Falling Home Prices Have Little Effect on Property Taxes
Many homeowners have been taken by surprise when home values suddenly plummeted as a result of the real estate market implosion. Suddenly they were stuck owing far more than their homes were worth. Desperate to find some kind of a silver lining inside this cloud of disaster, many thought that this precipitous drop in property values would result in a proportionate drop in their property taxes. However, homeowners have found that this is generally not borne out.
In some cases; homeowners have been shocked to discover that, far from decreasing, property tax bills have actually increased. For homeowners who are already struggling to pay underwater mortgages, these property tax hikes have only added insult to injury.
This situation has arisen as a result of the complex manner in which property taxes are calculated. In many areas, property tax increases were capped during the housing boom, largely as a result of taxpayer revolts when elderly long-term residents were being forced to sell paid-off homes because their fixed incomes could not keep up with property tax increases that resulted from on-paper appreciation in value. When property values suddenly plummeted, the laws that were supposed to protect people from taking a tax hit actually prevented them from benefitting from the sudden collapse in property values.
Widespread foreclosures and mortgage defaults have also exacerbated the problem. When a property is in foreclosure, property taxes aren't being paid. As long as there are only a few properties in foreclosure at any given time, they represent a minor problem. But when large portions of entire neighborhoods are standing empty because of foreclosures and the inability of banks to resell them, it represents a major problem for municipalities, which generally depend upon property tax revenues to fund many important services. As a result, local governments resist allowing properties that are still occupied to be reassessed downward to reflect shrinking property values.
Unfortunately, this situation can actually exacerbate the downward spiral. If a local government has to start cutting services as a result of property tax revenue from homes stuck in foreclosure, the community becomes less desirable for home-buyers, meaning that it becomes even more difficult for banks to unload their surplus inventory. And if property taxes being kept artificially high lead to further foreclosures, it can actually cause the property tax base to shrink further.
One example of a local government trapped in this sort of situation is Detroit, Michigan. Once a lively city with a strong tax base, where reliable jobs in the automotive industry and powerful unions meant that working-class people could expect to own their own homes within a few years of beginning their working lives, it has become a hollow shell of itself as more and more auto plants leave the area. Whole neighborhoods are in foreclosure, and many of the houses have stood vacant for so long that they are probably going to have to be torn down because they have deteriorated to the point they aren't worth rehabbing.
As the rate of defaulted loans and foreclosures continue to soar in many locations, numerous counties have discovered that the rate of unpaid properties taxes is also on the rise. The metro Detroit area, in particular, is experiencing a record high rate of unpaid property taxes. Detroit is currently considered to be one of the worst housing markets in the United States based on the decline of housing prices and increase of foreclosures. The lack of jobs and weak economy in the greater Detroit area are considered to be the primary factors contributing to the housing crash in the area.

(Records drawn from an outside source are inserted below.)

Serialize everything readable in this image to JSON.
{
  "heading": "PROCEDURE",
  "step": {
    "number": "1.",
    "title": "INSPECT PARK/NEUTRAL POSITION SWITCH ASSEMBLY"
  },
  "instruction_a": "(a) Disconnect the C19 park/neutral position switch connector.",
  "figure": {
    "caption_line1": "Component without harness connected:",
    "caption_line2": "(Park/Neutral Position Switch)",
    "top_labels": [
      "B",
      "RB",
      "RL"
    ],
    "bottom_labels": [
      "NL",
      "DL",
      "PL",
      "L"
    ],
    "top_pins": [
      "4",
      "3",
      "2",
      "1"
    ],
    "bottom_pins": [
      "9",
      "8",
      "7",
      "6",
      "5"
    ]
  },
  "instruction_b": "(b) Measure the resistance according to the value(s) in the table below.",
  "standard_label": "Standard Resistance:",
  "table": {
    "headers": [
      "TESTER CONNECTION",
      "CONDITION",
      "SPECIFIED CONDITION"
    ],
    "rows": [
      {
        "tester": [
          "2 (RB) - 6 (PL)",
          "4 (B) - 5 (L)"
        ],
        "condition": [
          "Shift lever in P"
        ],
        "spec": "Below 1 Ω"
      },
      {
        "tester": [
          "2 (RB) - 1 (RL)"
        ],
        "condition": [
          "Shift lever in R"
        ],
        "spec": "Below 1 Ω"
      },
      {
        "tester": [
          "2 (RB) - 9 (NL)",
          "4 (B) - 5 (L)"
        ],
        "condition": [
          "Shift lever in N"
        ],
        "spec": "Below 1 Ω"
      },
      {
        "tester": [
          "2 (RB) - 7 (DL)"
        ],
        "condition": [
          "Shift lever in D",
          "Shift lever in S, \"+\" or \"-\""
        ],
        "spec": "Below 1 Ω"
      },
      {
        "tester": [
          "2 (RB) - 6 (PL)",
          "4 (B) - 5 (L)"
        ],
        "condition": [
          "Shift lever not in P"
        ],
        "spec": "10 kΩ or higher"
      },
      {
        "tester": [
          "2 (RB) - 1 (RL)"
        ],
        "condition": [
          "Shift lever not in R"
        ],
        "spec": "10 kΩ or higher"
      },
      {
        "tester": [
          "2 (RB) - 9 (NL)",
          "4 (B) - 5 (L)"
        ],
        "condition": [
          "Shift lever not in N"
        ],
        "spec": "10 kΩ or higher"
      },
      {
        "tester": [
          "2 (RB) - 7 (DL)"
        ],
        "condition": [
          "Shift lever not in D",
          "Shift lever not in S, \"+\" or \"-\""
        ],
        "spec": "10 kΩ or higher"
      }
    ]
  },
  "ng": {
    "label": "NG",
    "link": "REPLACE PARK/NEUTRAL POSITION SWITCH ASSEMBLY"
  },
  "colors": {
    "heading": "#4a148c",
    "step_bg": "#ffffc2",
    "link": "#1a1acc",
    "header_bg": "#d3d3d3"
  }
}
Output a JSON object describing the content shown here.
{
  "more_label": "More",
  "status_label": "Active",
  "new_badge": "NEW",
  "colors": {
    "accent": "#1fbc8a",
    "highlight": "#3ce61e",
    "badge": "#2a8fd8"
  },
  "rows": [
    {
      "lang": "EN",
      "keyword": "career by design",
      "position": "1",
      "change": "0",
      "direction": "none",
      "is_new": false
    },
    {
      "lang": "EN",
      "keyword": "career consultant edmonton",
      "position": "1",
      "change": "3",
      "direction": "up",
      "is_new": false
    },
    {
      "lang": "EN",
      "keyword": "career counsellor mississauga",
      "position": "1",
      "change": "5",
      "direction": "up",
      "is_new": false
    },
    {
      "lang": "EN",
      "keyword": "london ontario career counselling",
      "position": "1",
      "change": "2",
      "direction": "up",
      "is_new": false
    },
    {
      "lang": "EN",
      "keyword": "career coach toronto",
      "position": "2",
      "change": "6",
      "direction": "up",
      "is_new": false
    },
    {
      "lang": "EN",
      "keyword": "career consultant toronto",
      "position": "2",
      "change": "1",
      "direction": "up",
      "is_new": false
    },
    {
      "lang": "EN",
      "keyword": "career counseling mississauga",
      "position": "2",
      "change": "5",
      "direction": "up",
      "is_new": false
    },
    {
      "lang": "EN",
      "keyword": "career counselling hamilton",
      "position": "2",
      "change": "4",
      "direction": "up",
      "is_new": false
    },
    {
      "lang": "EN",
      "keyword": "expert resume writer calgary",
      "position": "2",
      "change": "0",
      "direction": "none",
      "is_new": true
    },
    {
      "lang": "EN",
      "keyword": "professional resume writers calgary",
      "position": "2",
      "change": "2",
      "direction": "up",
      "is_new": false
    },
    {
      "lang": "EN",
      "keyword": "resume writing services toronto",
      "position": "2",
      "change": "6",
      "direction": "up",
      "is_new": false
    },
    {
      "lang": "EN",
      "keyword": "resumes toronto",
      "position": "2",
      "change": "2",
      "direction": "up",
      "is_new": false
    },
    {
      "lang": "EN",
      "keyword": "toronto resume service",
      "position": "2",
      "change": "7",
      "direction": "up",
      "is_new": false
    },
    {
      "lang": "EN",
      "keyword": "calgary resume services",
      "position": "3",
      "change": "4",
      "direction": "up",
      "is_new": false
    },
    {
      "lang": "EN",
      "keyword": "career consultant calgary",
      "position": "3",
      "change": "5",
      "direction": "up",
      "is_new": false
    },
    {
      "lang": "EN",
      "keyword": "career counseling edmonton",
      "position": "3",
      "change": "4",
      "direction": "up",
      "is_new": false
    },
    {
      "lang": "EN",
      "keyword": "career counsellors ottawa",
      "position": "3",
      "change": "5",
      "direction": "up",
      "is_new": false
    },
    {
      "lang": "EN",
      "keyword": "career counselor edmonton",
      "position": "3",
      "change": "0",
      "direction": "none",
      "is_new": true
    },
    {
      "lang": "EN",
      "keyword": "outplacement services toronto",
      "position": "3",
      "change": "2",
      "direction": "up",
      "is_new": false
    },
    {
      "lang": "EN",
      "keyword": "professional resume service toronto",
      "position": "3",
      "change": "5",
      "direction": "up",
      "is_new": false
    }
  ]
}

Even if property owners are paying their monthly mortgage payments on time they could still be at risk for losing their properties through foreclosure if they fail to pay their property taxes for three years in a row. In such situations, the county would then take control of the home and auction it off to pay the balance of taxes owed. Counties in the Detroit area are currently struggling to recoup hundreds of millions of dollars in unpaid property taxes. The issue has had significant repercussions on counties in the greater Detroit area.
Property owners who find they are behind on the property taxes can take some steps to stave off foreclosure. The first step is to begin making payments on their taxes. Many homeowners make the mistake of thinking they are doomed if they cannot pay off all of the taxes owed and thus pay nothing at all. Keep in mind that making any payment, even if you cannot pay all of the taxes, is better than paying nothing at all. If you are not able to pay all of the taxes; at least try to pay off your oldest taxes first. Remember that taxes which remain unpaid for three years consecutively places you at risk for foreclosure. Pay off the oldest taxes first to combat this risk.
You might also check with your county to determine whether you may be eligible for an extension for property taxes which are unpaid. In some situations, the county treasurer may be able to grant you an exemption for your taxes if you are able to demonstrate extreme hardship. It is best to do this as early as possible; however, as there are commonly deadlines for the exemption applications.
In addition, check with your mortgage company or bank to find out whether they offer any type of program or loan that can provide you with the money needed to cover your taxes. It is never in the best interest of the bank to have the county take over the property, so they are often willing to work with the homeowner to avoid having this happen. Keep in mind; however, that when you do this will you will be taking on an increased debt burden.